Proportionally yours, CONNECT

Posted on January 16, 2014


Students are learning about Pie Charts in Math LIteracy, including reading an article with a pie chart of the number of pizza stores by brand (lots of the big chains, and “independent”), and the sales $$. It’s fascinating watching most students make the connections between those formulae etc and … something with meaning. What *could* be the reasons that 59% of the *stores* are independent, but only 51% of the sales? Some leap to the conclusion that chains are more profitable… then we ask questions: what if an independent store is a lot smaller? Fewer workers… could be more profit for the owner… oh, and of course, there are franchise costs…
They also have some homework on “Connect” devoted to pies. Connect doesn’t teach; you get a problem and you can click “Worked example.” (In its “learnign” area, you’re given a problem and you can click “explain” and the programmers have plugged those numbers into the algorithms and you get to see it solved algorithmically.) For this homework problem, you’re told the equivalent of: Sue’s Bike Shop sold 150 bikes last year… and you get a chart by brand of how many of each type. Then, your job is to figure out how many degrees the angle will be of, say, the Trek 7.5FX piece of pie.
The “worked example,” however, asks you for the percent and gives you the angle.
There is no whisper of the faintest clue that these are all proportions. The student tells me that the worked example they did (either in class, or the “explain” option in the pie pieces) has the students calculate the percentage and multiply that in decimal form by 360. Another student had learned to “Multiply the percentage by 3.6.”
I am confident that the teachers are including that concept, but I have this funny attitude that if concepts are supposed to be important, they should get more instructional real estate, at every opportunity, instead of going back to the “algorithms R us” mode so quickly.

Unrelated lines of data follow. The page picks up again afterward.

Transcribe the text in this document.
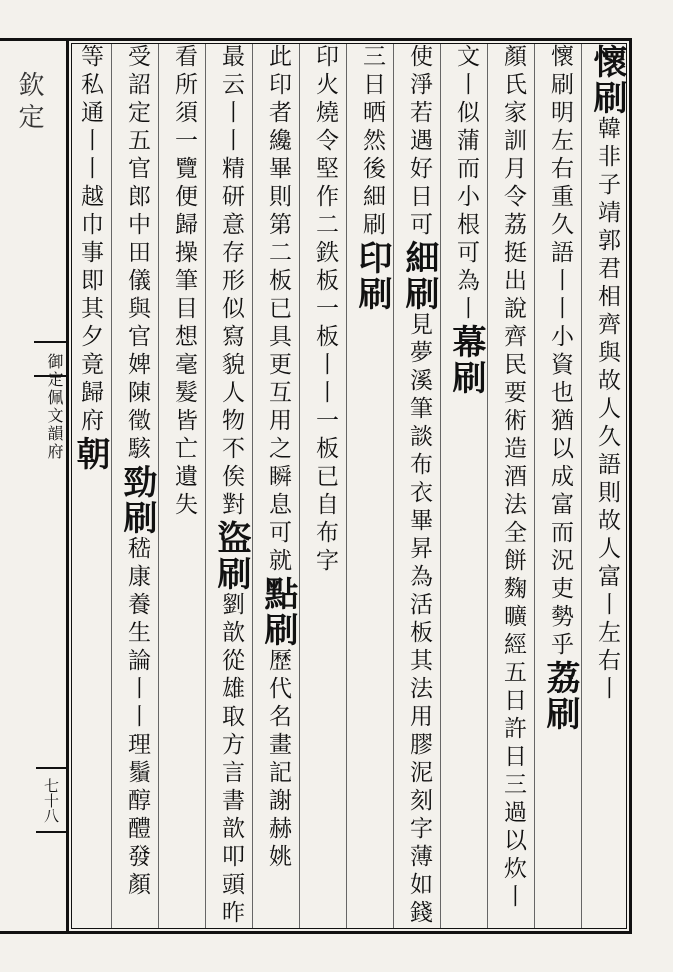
欽定
御定佩文韻府
七十八
懷刷韓非子靖郭君相齊與故人久語則故人富丨左右丨
懷刷明左右重久語丨丨小資也猶以成富而況吏勢乎荔刷
顏氏家訓月令荔挺出說齊民要術造酒法全餅麴曠經五日許日三過以炊丨
文丨似蒲而小根可為丨幕刷
使淨若遇好日可細刷見夢溪筆談布衣畢昇為活板其法用膠泥刻字薄如錢
三日晒然後細刷印刷
印火燒令堅作二鉄板一板丨丨一板已自布字
此印者纔畢則第二板已具更互用之瞬息可就點刷歷代名畫記謝赫姚
最云丨丨精研意存形似寫貌人物不俟對盜刷劉歆從雄取方言書歆叩頭昨
看所須一覽便歸操筆目想毫髮皆亡遺失
受詔定五官郎中田儀與官婢陳徵駭勁刷嵇康養生論丨丨理鬚醇醴發顏
等私通丨丨越巾事即其夕竟歸府朝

When I showed the student the relationship between the parts and wholes of the bikes of Brand X vs. all the bikes, then “percents — as if it were how many out of a hundred,” that light bulb thing started happening… and he is doing his best to learn things proportionally.
I *love* that the Math Literacy finds it worthwhile to teach and reinforce proportional reasoning … now let’s get that idea infused into the “practice,” eh?
(It’s in the “Nix the Tricks” line of thinking, but I don’t think this is a “trick” common enough to add to the site…)

Posted in: math